The GAO has been anticipating these snags for some time, and Oregon has already announced that its exchange will not be fully operational by the October 1 deadline.  Some Americans have already been victimized by fraudsters exploiting Obamacare uncertainty. The ranks of the defrauded could expand considerably in October and beyond if millions of citizens' sensitive information isn't properly protected, and if some of the "navigators" hurried into their new roles either make mistakes or harbor bad intentions.  Remember, experts already "expect bugs, errors and crashes."  Also recall that the administration has had more than three years to prepare for this moment, yet the implementation roll-out remains in a shambolic state.  MKH has a theory on why such glaring shortcomings still exist:

The liberal war cry through the pains of implementation has always been to refer to the two or three things people do like in the bill and then brush their shoulders off triumphantly. Problem is, they didn’t pass two or three things people liked and that they could reasonably handle implementing. They passed a gargantuan, systemic change to 1/6 of the economy, waited three years to bother even beginning to implement most of it to protect Obama’s reelection, ran into a Charlie Foxtrot of a situation of their own making, and then decided to tell Americans how much they’re benefitting from this Charlie Foxtrot. 

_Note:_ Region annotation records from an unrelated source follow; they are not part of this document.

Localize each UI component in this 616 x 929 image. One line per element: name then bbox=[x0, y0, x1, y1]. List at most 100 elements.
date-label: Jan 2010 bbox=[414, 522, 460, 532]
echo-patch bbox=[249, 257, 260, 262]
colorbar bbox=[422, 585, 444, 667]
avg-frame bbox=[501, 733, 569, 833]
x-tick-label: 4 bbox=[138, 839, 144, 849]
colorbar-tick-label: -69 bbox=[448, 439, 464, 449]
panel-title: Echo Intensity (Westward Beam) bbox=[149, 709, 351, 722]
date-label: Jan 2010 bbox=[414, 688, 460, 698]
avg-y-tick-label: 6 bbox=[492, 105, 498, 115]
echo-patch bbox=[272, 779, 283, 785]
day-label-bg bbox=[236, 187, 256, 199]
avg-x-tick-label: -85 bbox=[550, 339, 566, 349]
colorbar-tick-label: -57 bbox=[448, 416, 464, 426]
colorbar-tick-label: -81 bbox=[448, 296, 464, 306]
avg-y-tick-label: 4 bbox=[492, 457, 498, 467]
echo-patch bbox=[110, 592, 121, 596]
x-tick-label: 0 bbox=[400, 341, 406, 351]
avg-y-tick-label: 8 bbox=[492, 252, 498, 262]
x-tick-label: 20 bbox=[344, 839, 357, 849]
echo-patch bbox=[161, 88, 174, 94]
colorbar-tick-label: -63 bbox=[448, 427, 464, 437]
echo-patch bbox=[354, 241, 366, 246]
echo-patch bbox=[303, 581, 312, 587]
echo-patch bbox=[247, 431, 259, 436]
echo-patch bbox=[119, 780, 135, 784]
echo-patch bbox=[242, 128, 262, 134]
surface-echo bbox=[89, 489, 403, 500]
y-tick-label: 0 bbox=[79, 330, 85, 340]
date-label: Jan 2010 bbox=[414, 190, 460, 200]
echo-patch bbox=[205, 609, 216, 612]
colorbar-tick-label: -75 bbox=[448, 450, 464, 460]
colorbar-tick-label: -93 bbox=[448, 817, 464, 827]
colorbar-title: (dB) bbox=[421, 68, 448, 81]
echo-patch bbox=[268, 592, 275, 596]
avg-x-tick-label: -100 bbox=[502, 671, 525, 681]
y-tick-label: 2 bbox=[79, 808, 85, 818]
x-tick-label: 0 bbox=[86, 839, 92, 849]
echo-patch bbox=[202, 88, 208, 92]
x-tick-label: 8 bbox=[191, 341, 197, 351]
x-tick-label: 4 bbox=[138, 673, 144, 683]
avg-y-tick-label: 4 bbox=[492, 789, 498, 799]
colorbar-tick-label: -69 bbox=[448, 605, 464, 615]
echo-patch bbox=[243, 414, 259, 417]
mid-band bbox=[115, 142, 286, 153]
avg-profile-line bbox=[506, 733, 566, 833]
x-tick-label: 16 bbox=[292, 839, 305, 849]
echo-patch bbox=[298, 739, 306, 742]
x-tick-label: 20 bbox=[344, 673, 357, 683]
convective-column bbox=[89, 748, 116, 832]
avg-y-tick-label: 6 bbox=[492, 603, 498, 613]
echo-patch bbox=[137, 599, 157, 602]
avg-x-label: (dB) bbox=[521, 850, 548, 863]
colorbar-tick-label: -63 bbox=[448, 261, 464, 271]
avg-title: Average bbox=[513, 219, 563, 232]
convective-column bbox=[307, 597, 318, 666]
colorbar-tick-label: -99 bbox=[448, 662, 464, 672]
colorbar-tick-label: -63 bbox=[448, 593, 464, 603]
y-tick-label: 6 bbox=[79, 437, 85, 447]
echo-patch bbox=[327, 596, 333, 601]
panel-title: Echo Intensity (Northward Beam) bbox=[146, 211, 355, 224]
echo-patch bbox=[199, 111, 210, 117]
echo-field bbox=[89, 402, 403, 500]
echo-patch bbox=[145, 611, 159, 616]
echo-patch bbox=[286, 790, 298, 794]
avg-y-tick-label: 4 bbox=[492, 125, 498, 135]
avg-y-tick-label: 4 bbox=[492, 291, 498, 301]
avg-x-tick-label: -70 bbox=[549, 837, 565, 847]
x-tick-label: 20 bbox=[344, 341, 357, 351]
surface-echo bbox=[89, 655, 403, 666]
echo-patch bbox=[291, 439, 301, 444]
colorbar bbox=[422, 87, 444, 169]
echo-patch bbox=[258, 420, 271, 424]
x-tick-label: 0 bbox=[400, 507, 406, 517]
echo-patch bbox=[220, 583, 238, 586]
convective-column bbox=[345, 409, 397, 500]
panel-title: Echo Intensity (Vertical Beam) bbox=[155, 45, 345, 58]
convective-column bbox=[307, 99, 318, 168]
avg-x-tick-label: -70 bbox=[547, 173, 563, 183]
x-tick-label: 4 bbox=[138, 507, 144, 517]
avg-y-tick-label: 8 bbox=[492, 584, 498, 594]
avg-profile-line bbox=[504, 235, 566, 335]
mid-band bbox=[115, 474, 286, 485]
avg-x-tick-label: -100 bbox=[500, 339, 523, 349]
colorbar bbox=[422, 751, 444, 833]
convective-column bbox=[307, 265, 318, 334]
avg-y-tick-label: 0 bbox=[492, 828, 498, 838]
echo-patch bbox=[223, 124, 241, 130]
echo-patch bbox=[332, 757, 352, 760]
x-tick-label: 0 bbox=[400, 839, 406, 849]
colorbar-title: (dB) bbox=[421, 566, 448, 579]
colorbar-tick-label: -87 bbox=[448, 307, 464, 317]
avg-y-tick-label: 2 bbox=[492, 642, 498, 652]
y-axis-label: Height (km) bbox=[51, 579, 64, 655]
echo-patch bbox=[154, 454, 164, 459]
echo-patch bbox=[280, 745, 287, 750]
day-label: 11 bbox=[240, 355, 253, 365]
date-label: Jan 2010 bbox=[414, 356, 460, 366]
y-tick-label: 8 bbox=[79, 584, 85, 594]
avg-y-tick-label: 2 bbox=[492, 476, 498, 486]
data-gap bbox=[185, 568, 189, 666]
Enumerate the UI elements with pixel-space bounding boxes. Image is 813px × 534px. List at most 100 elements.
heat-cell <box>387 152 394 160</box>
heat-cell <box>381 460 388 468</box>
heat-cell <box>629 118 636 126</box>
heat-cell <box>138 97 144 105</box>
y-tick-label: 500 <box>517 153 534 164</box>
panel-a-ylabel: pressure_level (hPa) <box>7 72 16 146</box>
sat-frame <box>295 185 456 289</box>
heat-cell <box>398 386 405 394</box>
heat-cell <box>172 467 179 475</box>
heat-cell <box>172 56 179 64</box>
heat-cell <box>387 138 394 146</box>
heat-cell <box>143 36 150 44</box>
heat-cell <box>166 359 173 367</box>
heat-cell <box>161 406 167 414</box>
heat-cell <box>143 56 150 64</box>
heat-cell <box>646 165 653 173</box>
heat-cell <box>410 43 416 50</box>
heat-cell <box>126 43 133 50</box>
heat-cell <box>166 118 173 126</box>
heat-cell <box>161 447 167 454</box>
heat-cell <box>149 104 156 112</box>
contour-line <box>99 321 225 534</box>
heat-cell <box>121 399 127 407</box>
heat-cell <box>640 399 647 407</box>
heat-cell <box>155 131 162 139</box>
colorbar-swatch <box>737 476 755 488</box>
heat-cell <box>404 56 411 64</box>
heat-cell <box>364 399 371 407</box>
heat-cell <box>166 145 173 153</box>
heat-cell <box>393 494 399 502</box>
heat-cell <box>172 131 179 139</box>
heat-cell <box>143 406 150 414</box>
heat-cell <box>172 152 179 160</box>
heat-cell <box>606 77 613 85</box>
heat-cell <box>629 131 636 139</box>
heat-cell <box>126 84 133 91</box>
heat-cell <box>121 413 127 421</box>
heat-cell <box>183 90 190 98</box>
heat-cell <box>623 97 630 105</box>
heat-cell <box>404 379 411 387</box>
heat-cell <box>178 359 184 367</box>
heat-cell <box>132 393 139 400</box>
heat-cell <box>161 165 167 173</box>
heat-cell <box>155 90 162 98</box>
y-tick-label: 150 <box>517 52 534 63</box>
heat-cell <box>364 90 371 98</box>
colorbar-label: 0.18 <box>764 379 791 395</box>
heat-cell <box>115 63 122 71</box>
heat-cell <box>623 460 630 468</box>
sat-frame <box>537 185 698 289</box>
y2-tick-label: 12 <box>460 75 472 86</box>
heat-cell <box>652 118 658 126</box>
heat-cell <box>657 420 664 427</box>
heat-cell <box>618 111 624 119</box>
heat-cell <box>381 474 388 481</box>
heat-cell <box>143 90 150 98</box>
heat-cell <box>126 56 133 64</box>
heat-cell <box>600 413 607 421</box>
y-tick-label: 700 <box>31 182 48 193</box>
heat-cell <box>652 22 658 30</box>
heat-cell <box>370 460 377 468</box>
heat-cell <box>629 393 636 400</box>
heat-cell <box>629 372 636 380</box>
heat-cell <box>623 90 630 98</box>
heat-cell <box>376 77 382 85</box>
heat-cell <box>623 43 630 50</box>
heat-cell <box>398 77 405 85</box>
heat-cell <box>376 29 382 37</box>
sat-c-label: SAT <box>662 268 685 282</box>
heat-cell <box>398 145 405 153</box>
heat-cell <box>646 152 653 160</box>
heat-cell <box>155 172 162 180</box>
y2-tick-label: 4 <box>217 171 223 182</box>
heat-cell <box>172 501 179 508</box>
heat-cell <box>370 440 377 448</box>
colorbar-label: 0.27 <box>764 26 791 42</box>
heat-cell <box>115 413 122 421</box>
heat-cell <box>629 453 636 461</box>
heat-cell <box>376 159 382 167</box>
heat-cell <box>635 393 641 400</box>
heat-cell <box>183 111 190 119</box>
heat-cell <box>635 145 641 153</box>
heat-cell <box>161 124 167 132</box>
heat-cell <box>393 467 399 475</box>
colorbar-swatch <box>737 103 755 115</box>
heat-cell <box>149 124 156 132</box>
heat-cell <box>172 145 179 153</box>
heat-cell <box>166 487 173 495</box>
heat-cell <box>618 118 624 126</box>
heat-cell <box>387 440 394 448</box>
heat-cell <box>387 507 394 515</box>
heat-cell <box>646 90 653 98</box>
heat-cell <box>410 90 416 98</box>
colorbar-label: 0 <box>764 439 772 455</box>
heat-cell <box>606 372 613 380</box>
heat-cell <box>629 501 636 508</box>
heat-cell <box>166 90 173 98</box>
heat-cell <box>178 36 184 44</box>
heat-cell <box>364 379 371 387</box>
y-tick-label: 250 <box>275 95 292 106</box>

Yes, part of this 'Charlie Foxtrot' (look it up) is attributable to the fact that Team Obama's top priority for much of that span had little to do with working to ensure that the president's jarring re-engineering of Americans' healthcare system wouldn't harm said Americans.  That, and the fact that Obamacare's tower of regulatory dictates weren't made public until late last year, before which public sector administrators and private companies didn't know what would be asked of them.  But even if worst comes to worst, Americans can rest assured that Congress will see to it that they themselves will not suffer any adverse affects from the law they foisted upon an unwilling populace.  Speaking of which, Harry Reid has objected to Mitch McConnell's first attempt to force a vote to delay the unpopular individual mandate tax, which would level the playing field between big business and average people.  From Reid's vantage point, who cares if the law is unfair and screwy?  Obamacare's just a placeholder anyway.